1. Can you give an example of data that you think it could be considered as “Big Data”?
Example of Big Data that I could consider in real life is Big Data of Banking sectors and social media. But if we are talking about Public Health Informatics, in which Big Data could be Electronic Health Records.
2. What are the characteristics of the data that fit into 5Vs, or 7Vs, or 10Vs of Big data characteristics?
2.1 Volume: The data volume of Banking sectors is too large to be analyzed with traditional methods.
2.2 Velocity: The data collected in timely manner and a rapid pace like streams in Banking application.
2.3 Variety: many data types and come from many sources including structured and unstructured such as text and sensor data such as bar code or QR code.
2.4 Veracity: The reliability of the data source is trustworthy, authenticity and accountability, its context, and how meaningful it is to the analysis based on it.
2.5 Value: characterizing by the important of the data can bring to the intended process, activity, predictive analysis for the disease emerging in EHR.
2.6 Variability: The homogenization of the data even the same type, the dynamic, evolving, spatiotemporal data, time series, seasonal, and any other type of non-static behavior in data sources as we can see in EHR. Variability is different from variety. A coffee shop may offer 6 different blends of coffee, but if you get the same blend every day and it tastes different every day, that is variability. The same is true of data, if the meaning is constantly changing it can have a huge impact on your data homogenization.
2.7 Visualization: how critical it is to visualize the large amount of complex data.
2.8 Validity: How accurate and correct the data is understandably for analysis.
2.9 Volatility: How old does your data need to be before it is considered irrelevant, historic, or not useful any longer? How long does data need to be kept for?
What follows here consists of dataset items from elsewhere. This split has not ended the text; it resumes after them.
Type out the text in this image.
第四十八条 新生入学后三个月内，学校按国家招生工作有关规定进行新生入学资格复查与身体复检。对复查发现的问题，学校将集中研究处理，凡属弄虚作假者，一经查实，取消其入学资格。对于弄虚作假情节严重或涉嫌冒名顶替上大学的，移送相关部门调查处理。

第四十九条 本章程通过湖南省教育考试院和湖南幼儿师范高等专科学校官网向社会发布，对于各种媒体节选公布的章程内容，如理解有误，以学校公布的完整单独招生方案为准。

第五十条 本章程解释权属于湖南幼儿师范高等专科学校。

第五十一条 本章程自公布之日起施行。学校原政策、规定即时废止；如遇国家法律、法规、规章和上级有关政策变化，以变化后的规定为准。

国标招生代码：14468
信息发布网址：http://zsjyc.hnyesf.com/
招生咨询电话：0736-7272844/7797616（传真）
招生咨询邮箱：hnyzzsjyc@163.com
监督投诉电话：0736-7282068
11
2.10 Vulnerability: How secure the Big Data need to be concerned is like in all Banking sectors, social media and EHRs.
Some other Vs
Viability: Data activeness and its robustness
Viscosity or Vocabulary: Data complexity, schema, data models, semantics, ontologies, taxonomies, and other content- and context-based metadata that describe the data’s structure, syntax, content, and provenance.
Venue: distributed, heterogeneous data from multiple platforms, from different owners’ systems, with different access and formatting requirements, private vs. public cloud.
Vagueness: confusion over the meaning of big data. Is it something that we’ve always had? What’s new about it? What are the tools? Which tools should I use?